В тот памятный день на уроке физкультуры этот кретин (фамилии не помню, а звали его Такэити), как обычно, глазел по сторонам, а мне велели упражняться на перекладине. Я подошел к ней, сделал невинное лицо, нацелился и с воплем совершил прыжок в длину, шлепнувшись задом в песок. То была явная оплошность. Все, конечно, засмеялись, я тоже, улыбаясь, встал, начал вытряхивать из штанов песок, и тут подходит ко мне Такэити (как его угораздило в это время быть у перекладины?) и, толкнув меня в спину, тихо говорит:
— Это ты нарочно. Нарочно.
Я был потрясен. И в мыслях не допускал, что какой-то Такэити — не кто-нибудь другой, а именно он — поймает меня. Мне показалось, что адское пламя охватило целиком весь мир; отчаянным усилием я удержался, чтобы не заорать, чтобы не обезуметь.
И после этого каждый день — тревоги, каждый день — страхи.

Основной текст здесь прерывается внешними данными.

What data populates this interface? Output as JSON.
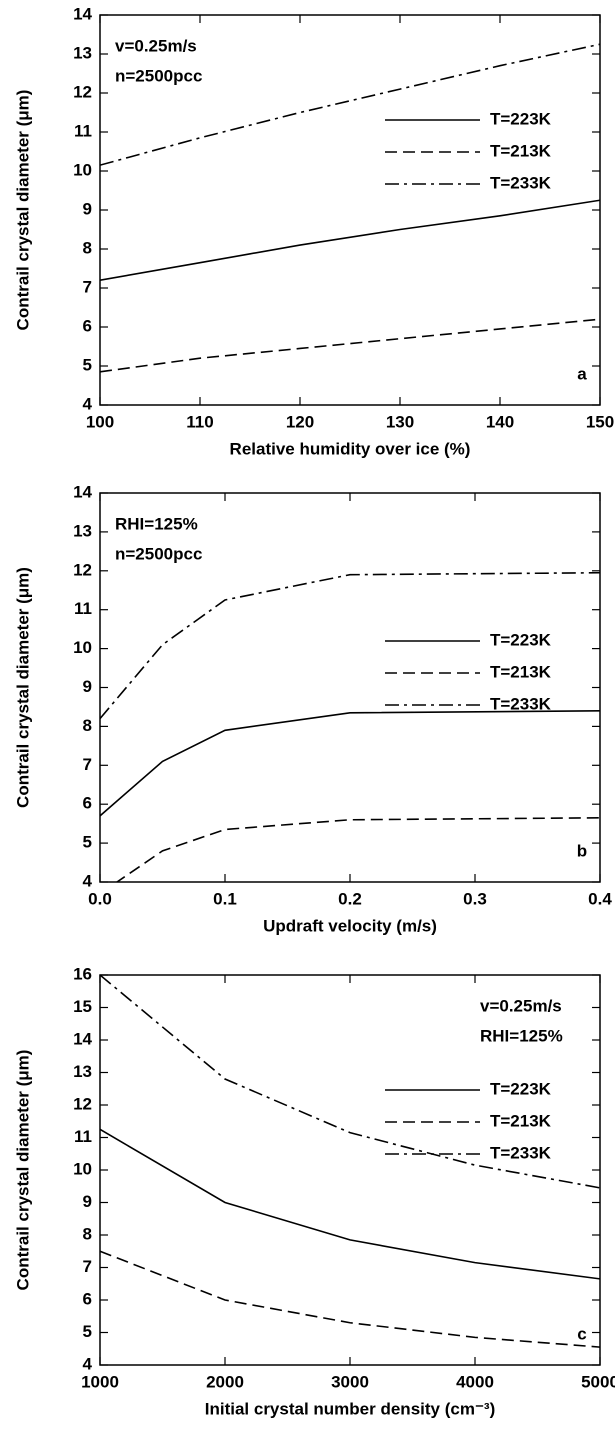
{
  "chart_data": [
    {
      "type": "line",
      "xlabel": "Relative humidity over ice (%)",
      "ylabel": "Contrail crystal diameter (μm)",
      "annotations": [
        "v=0.25m/s",
        "n=2500pcc"
      ],
      "panel_label": "a",
      "x": [
        100,
        110,
        120,
        130,
        140,
        150
      ],
      "series": [
        {
          "name": "T=223K",
          "color": "#000000",
          "dash": "solid",
          "values": [
            7.2,
            7.65,
            8.1,
            8.5,
            8.85,
            9.25
          ]
        },
        {
          "name": "T=213K",
          "color": "#000000",
          "dash": "dashed",
          "values": [
            4.85,
            5.2,
            5.45,
            5.7,
            5.95,
            6.2
          ]
        },
        {
          "name": "T=233K",
          "color": "#000000",
          "dash": "dashdot",
          "values": [
            10.15,
            10.85,
            11.5,
            12.1,
            12.7,
            13.25
          ]
        }
      ],
      "xlim": [
        100,
        150
      ],
      "xticks": [
        100,
        110,
        120,
        130,
        140,
        150
      ],
      "ylim": [
        4,
        14
      ],
      "yticks": [
        4,
        5,
        6,
        7,
        8,
        9,
        10,
        11,
        12,
        13,
        14
      ]
    },
    {
      "type": "line",
      "xlabel": "Updraft velocity (m/s)",
      "ylabel": "Contrail crystal diameter (μm)",
      "annotations": [
        "RHI=125%",
        "n=2500pcc"
      ],
      "panel_label": "b",
      "x": [
        0,
        0.05,
        0.1,
        0.2,
        0.4
      ],
      "series": [
        {
          "name": "T=223K",
          "color": "#000000",
          "dash": "solid",
          "values": [
            5.7,
            7.1,
            7.9,
            8.35,
            8.4
          ]
        },
        {
          "name": "T=213K",
          "color": "#000000",
          "dash": "dashed",
          "values": [
            3.7,
            4.8,
            5.35,
            5.6,
            5.65
          ]
        },
        {
          "name": "T=233K",
          "color": "#000000",
          "dash": "dashdot",
          "values": [
            8.2,
            10.1,
            11.25,
            11.9,
            11.95
          ]
        }
      ],
      "xlim": [
        0,
        0.4
      ],
      "xticks": [
        {
          "value": 0,
          "label": "0.0"
        },
        0.1,
        0.2,
        0.3,
        0.4
      ],
      "ylim": [
        4,
        14
      ],
      "yticks": [
        4,
        5,
        6,
        7,
        8,
        9,
        10,
        11,
        12,
        13,
        14
      ]
    },
    {
      "type": "line",
      "xlabel": "Initial crystal number density (cm⁻³)",
      "ylabel": "Contrail crystal diameter (μm)",
      "annotations": [
        "v=0.25m/s",
        "RHI=125%"
      ],
      "panel_label": "c",
      "x": [
        1000,
        2000,
        3000,
        4000,
        5000
      ],
      "series": [
        {
          "name": "T=223K",
          "color": "#000000",
          "dash": "solid",
          "values": [
            11.25,
            9.0,
            7.85,
            7.15,
            6.65
          ]
        },
        {
          "name": "T=213K",
          "color": "#000000",
          "dash": "dashed",
          "values": [
            7.5,
            6.0,
            5.3,
            4.85,
            4.55
          ]
        },
        {
          "name": "T=233K",
          "color": "#000000",
          "dash": "dashdot",
          "values": [
            16.0,
            12.8,
            11.15,
            10.15,
            9.45
          ]
        }
      ],
      "xlim": [
        1000,
        5000
      ],
      "xticks": [
        1000,
        2000,
        3000,
        4000,
        5000
      ],
      "ylim": [
        4,
        16
      ],
      "yticks": [
        4,
        5,
        6,
        7,
        8,
        9,
        10,
        11,
        12,
        13,
        14,
        15,
        16
      ]
    }
  ]
}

Внешне я по-прежнему оставался печальным паяцем, веселил всех вокруг, но иногда вдруг вырывался из груди тяжкий вздох; я стал опасаться, что отныне Такэити будет изобличать все, что бы я ни делал, да еще рассказывать всем направо и налево. При этой мысли на лбу у меня выступала испарина, пустым взглядом безумца я озирался по сторонам. Будь в моих силах — я бы, наверное, караулил Такэити и утром, и днем, и вечером, чтобы не дать ему раскрыть мою тайну. Я крутился вокруг него, пытался внушить ему, что тот прыжок на физкультуре я сделал не нарочно; я старался убедить его, что хочу с ним близко подружиться. Если все мои попытки окончатся безрезультатно, останется только желать его смерти. Вот о чем я неотступно думал. И все же о том, чтобы его убить, я и помыслить не смел. Не раз я мечтал быть убитым, но никогда не замышлял убить кого-нибудь. Да потому хотя бы, что это значило бы осчастливить ненавистного врага.
Дабы как-то приручить Такэити, я однажды, состроив христиански добросердечную физиономию, склонив голову влево на тридцать градусов и обняв его худые плечи, вкрадчивым, елейным голосом стал звать к себе в гости. Проделывать это пришлось не единожды — он всегда отмалчивался, рассеянно глядя на меня. И все же как-то раз после уроков мне удалось затащить его к себе.
Было это, кажется, в начале лета. Полил страшный ливень, и ребята не знали, как возвращаться из гимназии домой. Я же, поскольку жил рядом, собрался бежать, да вдруг у ящиков с обувью заметил уныло сгорбившуюся фигуру Такэити.
— Пошли, у меня есть зонт,— сказал я и потянул оробевшего Такэити за руку. Под проливным дождем мы побежали ко мне, попросили тетушку высушить нашу одежду, и я повел Такэити в свою комнату на втором этаже.
В семье, где я тогда жил, было три человека: тетка — ей перевалило за пятьдесят, ее старшая дочь лет тридцати — высокая болезненная женщина в очках (она когда-то была замужем, но почему-то вернулась к матери; как и все в доме, я называл ее Анессой), и была еще вторая дочь — Сэцуко, низенькая круглолицая девушка, совсем на свою сестру не похожая; она недавно закончила гимназию.
На первом этаже домика находилась лавка, где в небольшом количестве были выставлены для продажи канцелярские и спортивные товары, но основной доход семье давала не эта лавка, а сдававшийся внаем шестиквартирный дом, который до своей смерти успел выстроить покойный дядя.
Такэити остановился в дверях.
— Ухо болит, — говорит он.
— Под дождем побегал, вот и болит. — Я взглянул на его уши. Они жутко гноились, гной чуть ли не капал из ушной раковины.— Ну, это никуда не годится. Конечно, в таком состоянии уши будут болеть! — Я нарочито громко удивился. — Извини, что потащил тебя в такой дождь.
Ласково, почти по-женски попросив прощения, я сходил вниз за ватой и спиртом, потом положил голову Такэити себе на колени и стал промывать ему уши. Тот, кажется, не почувствовал никакой фальши.
— А тебя, наверное, бабы обожать будут, — не поднимая головы с моих колен, преподнес он мне дурацкий комплимент.
Такэити, конечно же, не осознавал, каким дьявольски страшным было его пророчество, в верности которого мне пришлось убеждаться не раз много лет спустя. «Обожать.. Быть обожаемым...» До чего же пошлые слова, что-то в них легковесное, самодовольное даже; стоит в любой торжественной ситуации прозвучать этим словам — и на глазах рушится величественный храм, наступает полная безучастность; а вот если выразиться по-другому — не «бремя обожания», а, скажем, «беспокойство от любви»,— то величественный храм останется непоколебленным. Странно, но я так чувствую.